Die Geister, die der Burgerbrater rief
„Kolhaaz (wir sind überall)“als Muk-Uraufführung im Schauspielhaus Wien
Wien – Eine Vase mit bunten Blumen steht auf der Bühne (Johannes Weckl), unbeeindruckt von den Szenen, die über den Bildschirm unter ihr flimmern: Demos, Polizei, Gewalt. Auf den Straßen formiere sich Widerstand gegen Konzerne und eine von Negativität beherrschte Politik. Vor zehn Jahren undenkbar, erklärt das unter Protestgesang einziehende Ensemble, heute Realität.
Wem gehört der öffentliche Raum? Wer profitiert von der Wertschöpfung aus Arbeit? Wer darf über uns bestimmen? Darum geht es in der Uraufführung kolhaaz (wir sind überall), einer Koproduktion des Wiener Schauspielhauses mit der Musik- und Kunst-Privatuniversität (Muk).

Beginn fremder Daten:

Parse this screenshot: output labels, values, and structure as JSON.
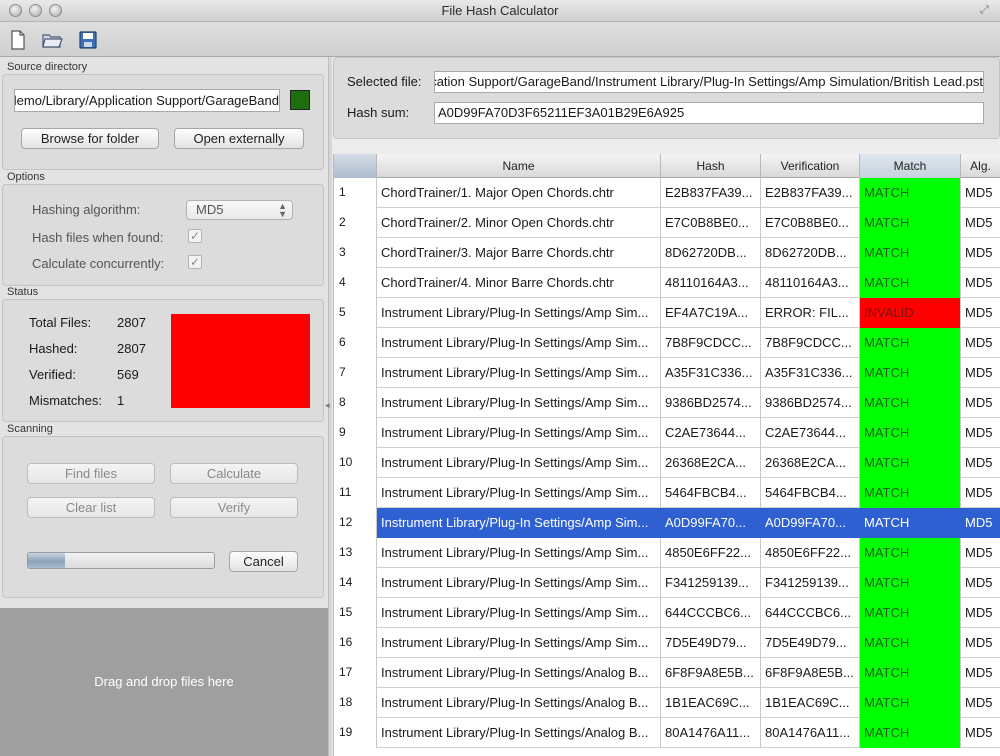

Wie der Name verrät, ist Heinrich von Kleists auf dem Rechtsweg nicht weiterkommender und darob in die Selbstjustiz abzweigender Michael Kohlhaas eine Referenz. Neben dem Namen lieh Regisseur Volker Schmidt von ihm auch den dramaturgischen Bogen seines in Wien spielenden Stücks. Für die Zeitgenossenschaft steht das Unsichtbare Komitee Pate. Seit 2010 veröffentlicht die Gruppe international beachtet ihre linkskämpferischen Schriften: „Der Konflikt ist der Stoff, aus dem ist, was ist.“
Worauf das hinausläuft? Als Brater vegetarischer Burger hat unser sympathischer Kolhaaz (Valentin Postlmayr) eine Bank vor seinem Lokal aufgestellt. In Handarbeit und natürlich aus Restholz gezimmert. Er soll sie wieder abmontieren, dem Magistrat (Florian Appelius und Katharina Stadtmann in Tracht aus Kleist’scher Zeit) ist die Sitzgelegenheit ein Dorn im Auge. Der Global-denken-und-lokal-handeln-Held rebelliert.
Nicht unheiter
Und findet Anhänger. Etwa den Essensauslieferer Foodora-Herse, für den queer zu sein die Freiheit ist (Anna Woll). Und ComputerSterni, der den Nato-Server hacken will (Felix Kreutzer). Das Anliegen ist ehrlich, der Weg dorthin recht süß: Man schmückt Laternen mit Blumen und spannt Girlanden. Der neu dazustoßende Nagelschmidt (Deniz Baser) aber will es radikaler. Kolhaaz’ Freundin (Katharina Farnleitner) wird von der Polizei tödlich verletzt. Selbstbestimmung ja, so wächst ihm das alles nun jedoch über den Kopf.
„Da kommt ja so alles drin vor, was vorkommen kann“, scheint der Text an einer Stelle sich selbst zu kommentieren: Trump, Syrien, die Ukraine, Flüchtlinge, Steuerschlupflochunternehmen fallen mindestens als Schlagworte. Von Wolfgang Sobotkas Demonstrationsrechtsplänen und Sebastian Kurz’ „NGO-Wahnsinn“, der beendet werden müsse, weiß die mit der Zerschlagung des Aufstands befasste Innenministerin (Naemi Latzer) ebenso. Verbal verströmt sie ein bekanntes Odeur von Provinz. Das Stück ist nicht unheiter!
Will man ihm aber etwas vorhalten, dann diese oft ermüdende Deutlichkeit. Es muss nicht alles angesprochen werden! Darin übertönt ein Manifest das Drama. Tadellos hingegen spielt das junge Ensemble, besonders natürlich charakterisiert Postlmayr. 16. – 19. 5.